The only response I can give to your aggressive tone is that you're
free to develop and promote your own tools which abandon every form of
security not yet proven in court to work effectively in the vast
majority of cases. Unfortunately for you I'll be telling people to
stay away from them.
Whatsapp just recently switched to TextSecure's OTR-derived Axolotl
encryption protocol. That's not without reason. The users don't even
know the difference. And yet the world is more secure. And none of
your criticism applies.
Widespread deniability is a form of herd immunity.

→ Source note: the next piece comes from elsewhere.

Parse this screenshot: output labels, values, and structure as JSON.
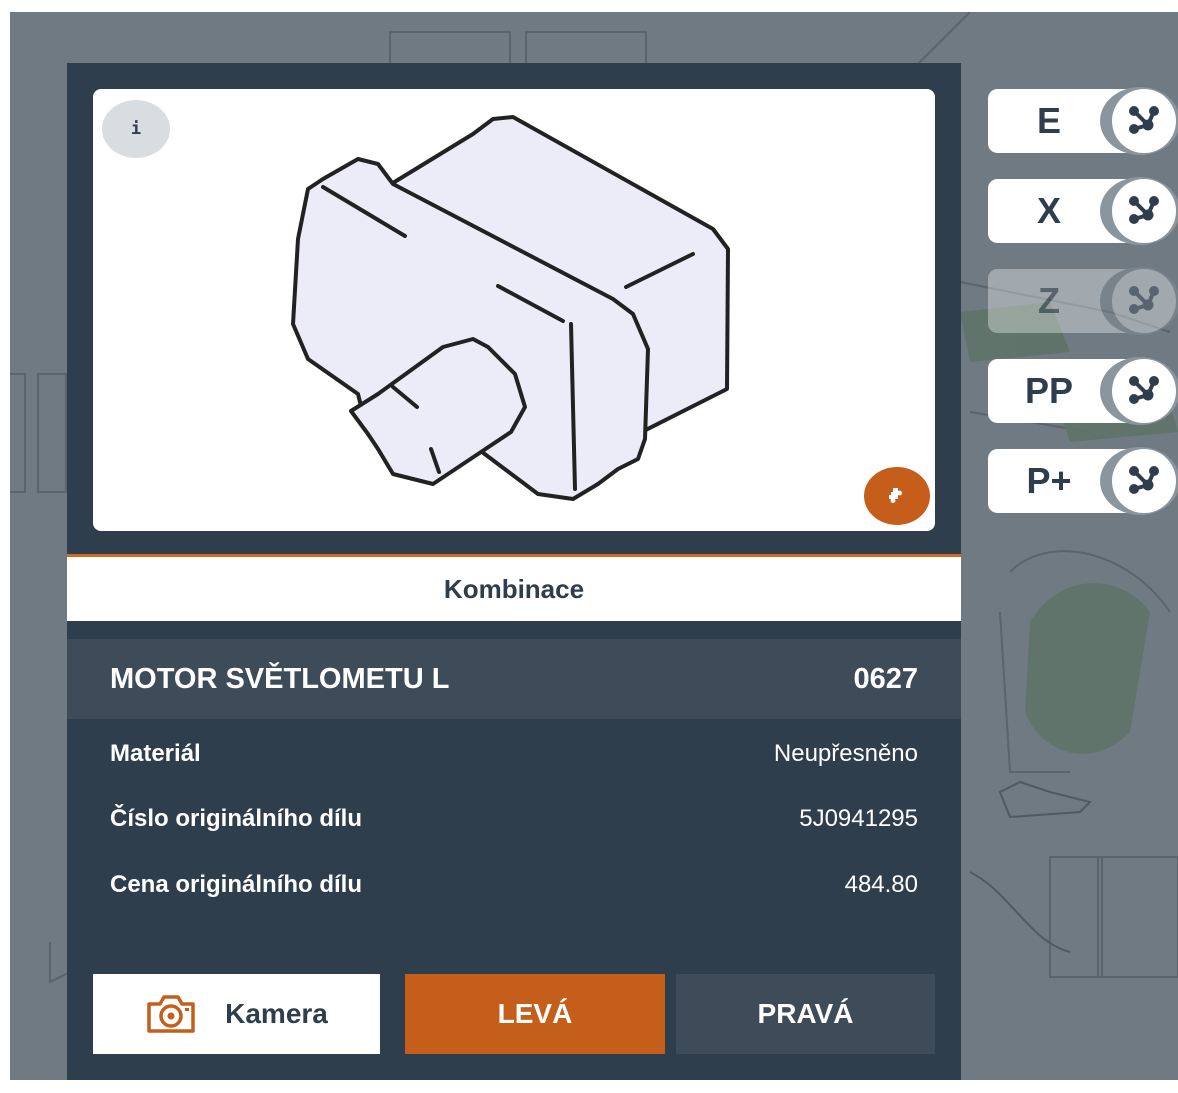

I don't care how rare you claim those specific attacks to be. If
they're even possible at all, the only thing necessary to turn them
into an epidemic is a change in incentives. Who here don't believe
that an attacker will use whatever tool they can get? So don't give
them anything for free! Every seemingly innocent limitation or
exception gets turned into an exploit sooner or later. Incentives
changes all the time.
It is the reason for why everybody who claims fingerprints are great
for security on something like Apple Pay, because "it is so complex".
No, *you just changed the incentives to the benefit of the thieves*,
now they just have to automate the process (take a picture of the
print, from there on it gets sent to a computer that creates a 3D
model of it for a stereolithography printer, now just get the phone
and swipe the copy - the profit margin per print will be massive after
a few days of buying stuff on other people's credit).
Leaving a big hole open because it seemingly isn't abused *right now*
will *cause* it to be abused!
In your "ideal" world, once people learn they can abuse the authencity
followed by the undeniability of the protocol and the secure key
management (once that has been achieved) it WILL be abused, and your
world is no longer ideal.
I don't know why you're so persistent about this. Why go on about
*this* specifically? There's other much more complex issues that's
more important to solve, why aren't you trying to work on things like
key management instead?
Consistency in key management across all of a user's devices is IMHO
currently the biggest problem. (My preference right now is a
continously synced encrypted database, with access managed by a
per-device dedicated security chip like a smartcard/user controlled
TPM, either internal or external, with a trusted user interface á la
the Qubes model of isolation. Will be discussing these things later in
another thread.)
You can dismiss attacks all you want, I prefer rigidity and minimizing
unexpected consequences. After all, who'll expect to be held to their
word from 20 years ago, which they probably won't be able to remember?
Do you really want all your accidental contradictions and slip-ups and
misspellings and mails sent accidentally to the wrong person to be
published together in all their (lack of) glory?